Using a variable as arithmetic operator in Lua

Question

I want to use a variable that references an arithmetic operator within an if statement expression as shown below:

str = { '>60', '>60', '>-60', '=0' }
del = 75

function decode_prog(var1, var2)
    op = string.sub(var1, 1, 1)
    vb = tonumber(string.sub(var1, 2, 3))

    if var2 op vb then
        print("condition met")
    else 
        print('condition not meet')
    end
end
for i = 1, #str do
    decode_prog(str[i], del)
end

When the above code executes, it should either print "condition met" or "condition not met" based on the result of the operation, however I am instead receiving an error.

Answer 1

You cannot substitute a native Lua operator with a variable that references a function, the only way to go about what you are attempted to do is to create a set of functions within an associative array and set the index as a reference to the respective operation you want to conduct.

Looking at your list, you have a greater than (>) and equal to (=). We create a table for these operations that takes two parameters as follows.

local operators = {
    [">"] = function(x, y) return x > y end,
    ["="] = function(x, y) return x == y end,
    -- Add more operations as required.
}

You can then invoke the respective function from the decode_prog function by obtaining the operation character from the string, along with the numeric value itself - this is possible because you can obtain the function from the associative array where the index is the string of the operation we want to conduct.

local result = operators[op](var2, number)

This calls upon the operators array, uses the op to determine which index we need to go to for our appropriate operation, and returns the value.

Final Code:

str = { '>60', '>60', '>-60', '=0' }
del = 75

local operators = {
    [">"] = function(x, y) return x > y end,
    ["="] = function(x, y) return x == y end,
}

function decode_prog(var1, var2)
    local op = string.sub(var1, 1, 1) -- Fetch the arithmetic operator we intend to use.
    local number = tonumber(string.sub(var1, 2)) -- Strip the operator from the number string and convert the result to a numeric value.

    local result = operators[op](var2, number) -- Invoke the respective function from the operators table based on what character we see at position one.

    if result then
        print("condition met")
    else 
        print('condition not met')
    end
end

for i = 1, #str do
    decode_prog(str[i], del)
end

Answer 2

I can't make much sense of your code or what you want to achieve doing that but if could simply use load.
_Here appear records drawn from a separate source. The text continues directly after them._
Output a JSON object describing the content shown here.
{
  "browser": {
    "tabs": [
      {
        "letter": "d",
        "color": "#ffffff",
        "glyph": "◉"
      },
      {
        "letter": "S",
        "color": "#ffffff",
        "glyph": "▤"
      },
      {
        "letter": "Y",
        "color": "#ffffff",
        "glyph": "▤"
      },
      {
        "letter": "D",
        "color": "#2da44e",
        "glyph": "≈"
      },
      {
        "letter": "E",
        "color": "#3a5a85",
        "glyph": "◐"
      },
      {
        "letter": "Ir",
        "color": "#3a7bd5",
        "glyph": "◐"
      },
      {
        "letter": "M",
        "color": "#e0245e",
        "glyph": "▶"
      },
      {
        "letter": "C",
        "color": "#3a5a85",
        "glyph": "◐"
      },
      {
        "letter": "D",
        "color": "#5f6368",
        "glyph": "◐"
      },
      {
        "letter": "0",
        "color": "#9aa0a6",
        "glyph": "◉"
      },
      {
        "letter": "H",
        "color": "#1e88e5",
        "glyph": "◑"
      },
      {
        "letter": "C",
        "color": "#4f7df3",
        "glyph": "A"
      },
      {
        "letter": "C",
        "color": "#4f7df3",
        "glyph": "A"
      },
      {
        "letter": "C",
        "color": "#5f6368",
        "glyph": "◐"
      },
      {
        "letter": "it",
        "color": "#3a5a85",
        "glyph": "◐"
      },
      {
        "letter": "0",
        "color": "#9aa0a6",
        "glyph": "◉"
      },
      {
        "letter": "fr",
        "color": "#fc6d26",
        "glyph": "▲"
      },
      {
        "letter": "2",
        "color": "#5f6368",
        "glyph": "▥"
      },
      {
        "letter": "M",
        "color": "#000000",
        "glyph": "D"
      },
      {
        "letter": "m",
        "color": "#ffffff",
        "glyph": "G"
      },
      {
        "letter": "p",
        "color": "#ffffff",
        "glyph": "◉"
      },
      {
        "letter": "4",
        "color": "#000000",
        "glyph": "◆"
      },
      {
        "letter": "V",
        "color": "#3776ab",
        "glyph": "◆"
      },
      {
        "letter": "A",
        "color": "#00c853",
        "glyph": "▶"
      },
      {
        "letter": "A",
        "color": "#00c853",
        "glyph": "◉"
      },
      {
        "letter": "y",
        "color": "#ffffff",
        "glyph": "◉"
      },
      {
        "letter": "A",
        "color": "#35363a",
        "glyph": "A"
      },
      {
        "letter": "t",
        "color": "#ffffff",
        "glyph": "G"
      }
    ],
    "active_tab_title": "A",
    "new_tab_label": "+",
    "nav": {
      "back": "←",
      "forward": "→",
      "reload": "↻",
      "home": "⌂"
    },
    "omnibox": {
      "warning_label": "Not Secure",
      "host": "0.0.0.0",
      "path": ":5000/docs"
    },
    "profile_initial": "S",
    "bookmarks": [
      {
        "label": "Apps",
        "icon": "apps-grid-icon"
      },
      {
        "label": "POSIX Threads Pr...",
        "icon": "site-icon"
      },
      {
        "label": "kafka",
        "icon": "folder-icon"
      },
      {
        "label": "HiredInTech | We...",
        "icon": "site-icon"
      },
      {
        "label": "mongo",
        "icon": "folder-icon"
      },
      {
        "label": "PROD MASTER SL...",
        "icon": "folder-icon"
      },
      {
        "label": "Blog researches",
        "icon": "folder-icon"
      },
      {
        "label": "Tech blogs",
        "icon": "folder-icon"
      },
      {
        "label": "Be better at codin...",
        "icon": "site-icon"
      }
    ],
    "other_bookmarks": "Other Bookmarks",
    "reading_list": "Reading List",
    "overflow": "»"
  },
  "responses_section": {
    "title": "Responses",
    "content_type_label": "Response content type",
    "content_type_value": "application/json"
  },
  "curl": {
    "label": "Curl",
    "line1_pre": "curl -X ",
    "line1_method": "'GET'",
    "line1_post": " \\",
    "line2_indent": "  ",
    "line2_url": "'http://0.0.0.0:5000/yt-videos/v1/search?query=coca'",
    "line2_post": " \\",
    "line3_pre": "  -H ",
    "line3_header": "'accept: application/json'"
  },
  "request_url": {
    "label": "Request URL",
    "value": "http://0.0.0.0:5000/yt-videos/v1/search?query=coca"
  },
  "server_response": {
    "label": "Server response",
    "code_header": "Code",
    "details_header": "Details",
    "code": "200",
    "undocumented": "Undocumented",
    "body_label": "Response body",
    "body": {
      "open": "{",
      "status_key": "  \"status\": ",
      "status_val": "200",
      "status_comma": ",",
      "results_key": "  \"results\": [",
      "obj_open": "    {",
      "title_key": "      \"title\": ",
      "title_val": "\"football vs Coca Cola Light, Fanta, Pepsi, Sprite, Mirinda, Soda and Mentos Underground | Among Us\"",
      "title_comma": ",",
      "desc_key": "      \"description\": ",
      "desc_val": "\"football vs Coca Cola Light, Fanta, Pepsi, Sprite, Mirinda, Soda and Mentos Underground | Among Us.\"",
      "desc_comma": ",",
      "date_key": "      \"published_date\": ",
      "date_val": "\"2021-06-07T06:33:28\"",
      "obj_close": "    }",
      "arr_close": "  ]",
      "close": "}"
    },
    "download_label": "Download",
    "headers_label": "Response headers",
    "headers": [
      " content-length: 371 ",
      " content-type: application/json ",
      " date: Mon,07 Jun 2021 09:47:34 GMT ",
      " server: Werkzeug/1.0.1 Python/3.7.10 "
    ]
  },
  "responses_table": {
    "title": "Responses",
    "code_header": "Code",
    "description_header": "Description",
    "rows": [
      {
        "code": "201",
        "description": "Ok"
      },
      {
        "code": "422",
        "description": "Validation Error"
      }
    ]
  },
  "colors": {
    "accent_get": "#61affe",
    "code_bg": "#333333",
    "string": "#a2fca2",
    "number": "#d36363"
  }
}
You build your expression as a string and run it. Of course you should take care of two character operators like >= which I did not and you should validate your input.

local str={'>60','>60','>-60','=0'}
local del=75

function decode_prog(var1, var2)
  local operator = var1:sub(1,1):gsub("=", "==")
  local expr = string.format("return %d %s %s", var2,operator, var1:sub(2))
  print(string.format("condition %smet", load(expr)() and "" or "not "))
end

for i,v in ipairs(str) do
  decode_prog(v, del)
end

Answer 3

A very simple way would be to add a condition for each supported operator:

function decode_prog(var1, var2)
  op = string.sub(var1, 1, 1)
  vb = tonumber(string.sub(var1, 2))  --remove the last argument and use tonumber()
  if vb == nil then return end  --if the string does not contain number

  if (op == ">" and var2 > vb) or (op == "=" and var2 == vb) --[[add more conditions here]] then
     print("condition met")
  else 
     print("condition not met")
  end
end

I changed the vb=string.sub(var1,2,3) line too. This form vb = tonumber(string.sub(var1, 2)) will allow use of numbers that have any number of digits and added tonumber() which will allow us to catch not-a-number errors when comparison would probably fail.

Then I added a logic to determine what the operator is and if the condition is met.

Operator limitations: This will only work with operators that are one character and operator such as >= will not be possible unless you use a different character for it. ≥ will not play nicely, since it is multiple characters.